Actualité oblige, Salif Keïta s’est prononcé sur les pourparlers d’Alger et la maladie à virus Ebola. Parlant des pourparlers d’Alger, la star de la musique malienne s’exprime en ces termes : «Je ne suis pas un politicien, mais je suis un Malien. Je crois que le gouvernement doit signer un texte qui met le peuple malien dans ses droits de dignité et d’intégrité territoriale. Je demande au gouvernement de tout mettre en œuvre pour respecter la dignité, l’intérêt du peuple malien, qui a tant besoin de leur travail. Il faut que le Malien soit fier de son armée. Il faut mettre l’armée dans les conditions pour qu’elle soit forte. C’est dans ce cadre que le gouvernement doit travailler, car les Maliens sont indignés par le problème du Nord. Ils ne veulent pas que le pays soit partagé».

 

En ce qui concerne la maladie à virus Ebola, Salif Keïta a indiqué qu’il faut suivre les conseils d’hygiène donnés par les spécialistes, parce qu’il n’y a pas encore de médicaments. Avant de demander aux uns et aux autres de se déclarer rapidement, s’ils ont les signes de la maladie. «C’est à travers ça que nous pouvons lutter contre cette maladie», a-t-il dit.

 

Par ailleurs, Salif Keïta et ses amis artistes, à savoir Oumou Sangaré, Baba Sala, Haïra Harby et le magicien Anderson, promettent un grand concert sur son «île», Djataland, le 31 décembre prochain.

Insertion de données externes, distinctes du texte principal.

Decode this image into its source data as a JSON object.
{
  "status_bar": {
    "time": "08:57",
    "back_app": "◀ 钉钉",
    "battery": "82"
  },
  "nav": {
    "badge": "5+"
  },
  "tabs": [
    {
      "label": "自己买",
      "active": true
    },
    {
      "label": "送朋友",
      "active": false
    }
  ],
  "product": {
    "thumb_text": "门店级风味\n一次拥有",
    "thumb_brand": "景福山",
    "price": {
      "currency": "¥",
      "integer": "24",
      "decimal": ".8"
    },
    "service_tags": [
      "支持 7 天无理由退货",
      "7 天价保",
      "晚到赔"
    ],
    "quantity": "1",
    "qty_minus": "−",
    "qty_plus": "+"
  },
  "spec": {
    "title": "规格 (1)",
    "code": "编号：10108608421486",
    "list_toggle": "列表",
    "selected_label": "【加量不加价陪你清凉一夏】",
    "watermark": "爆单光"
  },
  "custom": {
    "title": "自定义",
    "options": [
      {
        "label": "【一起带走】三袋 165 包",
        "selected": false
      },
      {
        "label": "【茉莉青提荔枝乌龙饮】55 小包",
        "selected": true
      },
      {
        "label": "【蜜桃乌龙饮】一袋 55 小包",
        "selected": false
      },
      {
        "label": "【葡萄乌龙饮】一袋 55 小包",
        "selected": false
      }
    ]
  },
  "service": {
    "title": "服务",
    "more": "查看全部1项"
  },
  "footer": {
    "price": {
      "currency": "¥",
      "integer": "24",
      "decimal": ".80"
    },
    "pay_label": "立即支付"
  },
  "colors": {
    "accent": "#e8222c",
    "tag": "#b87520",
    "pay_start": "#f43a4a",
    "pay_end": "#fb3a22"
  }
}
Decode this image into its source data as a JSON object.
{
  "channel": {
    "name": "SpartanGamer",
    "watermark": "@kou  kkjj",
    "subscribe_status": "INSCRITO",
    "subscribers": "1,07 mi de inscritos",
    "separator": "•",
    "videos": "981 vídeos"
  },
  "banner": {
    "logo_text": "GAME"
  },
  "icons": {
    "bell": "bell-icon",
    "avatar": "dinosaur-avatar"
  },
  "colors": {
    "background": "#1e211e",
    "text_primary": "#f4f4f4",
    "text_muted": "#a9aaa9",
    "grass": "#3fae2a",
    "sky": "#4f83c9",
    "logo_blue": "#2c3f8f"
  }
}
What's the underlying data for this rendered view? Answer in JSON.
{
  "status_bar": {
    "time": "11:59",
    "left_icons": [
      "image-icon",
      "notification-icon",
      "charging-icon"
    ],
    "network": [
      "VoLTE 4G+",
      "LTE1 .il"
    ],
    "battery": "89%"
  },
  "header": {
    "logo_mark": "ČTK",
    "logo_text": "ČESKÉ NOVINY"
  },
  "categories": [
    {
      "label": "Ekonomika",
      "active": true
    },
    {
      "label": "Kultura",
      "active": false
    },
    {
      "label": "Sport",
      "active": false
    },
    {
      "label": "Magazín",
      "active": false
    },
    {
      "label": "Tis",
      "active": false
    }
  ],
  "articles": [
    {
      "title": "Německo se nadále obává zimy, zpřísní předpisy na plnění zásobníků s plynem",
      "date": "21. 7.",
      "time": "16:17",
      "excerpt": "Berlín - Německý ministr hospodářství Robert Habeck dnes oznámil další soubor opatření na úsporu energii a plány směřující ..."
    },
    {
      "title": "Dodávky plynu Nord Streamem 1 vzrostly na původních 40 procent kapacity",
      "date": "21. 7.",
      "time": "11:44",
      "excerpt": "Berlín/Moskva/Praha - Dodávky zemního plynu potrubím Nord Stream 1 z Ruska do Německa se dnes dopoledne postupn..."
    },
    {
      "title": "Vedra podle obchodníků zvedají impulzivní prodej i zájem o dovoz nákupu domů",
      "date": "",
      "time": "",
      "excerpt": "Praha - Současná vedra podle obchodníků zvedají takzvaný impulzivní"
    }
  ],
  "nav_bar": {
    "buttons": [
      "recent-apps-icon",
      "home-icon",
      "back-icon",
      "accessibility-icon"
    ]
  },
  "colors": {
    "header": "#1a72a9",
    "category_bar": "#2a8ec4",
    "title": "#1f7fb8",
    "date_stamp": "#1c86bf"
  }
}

Selon Salif Keïta, le choix de Djataland s’explique par le fait qu’il y a un manque de place au Moffou. «Chaque fois qu’on fait une soirée au Moffou, les gens se plaignent du manque de place. C’’est pourquoi, cette année, on a voulu déplacer ce concert à Djataland. Aussi, il faut montrer aux Maliens qu’il y a des endroits au Mali qui sont romantiques. C’est pourquoi, cette année, j’ai invité mes amis : Haïra Arby, Baba Sala, Oumou Sangaré et le magicien Anderson, pour venir fêter avec moi à Djataland. La fête est placée sous le signe de la réconciliation nationale, avec comme marraine la Première dame», a-t-il déclaré.

 

À la question de savoir quel bilan fait-il de la première année de gouvernance de son ami ou frère IBK, Salif Keïta a déclaré : «Je suis Keïta comme IBK. Ce n’est pas parce que je suis Keïta que je suis son ami. J’ai été l’ami de tous ceux qui ont gouverné ce pays. Parce que c’est notre devoir d’aimer ces gens pour leur faciliter le travail. Je ne donne pas de bilan après une année de gouvernance d’un président, parce que la politique, c’est un travail de fond. J’ai confiance en lui et je crois que c’est l’homme du consensus».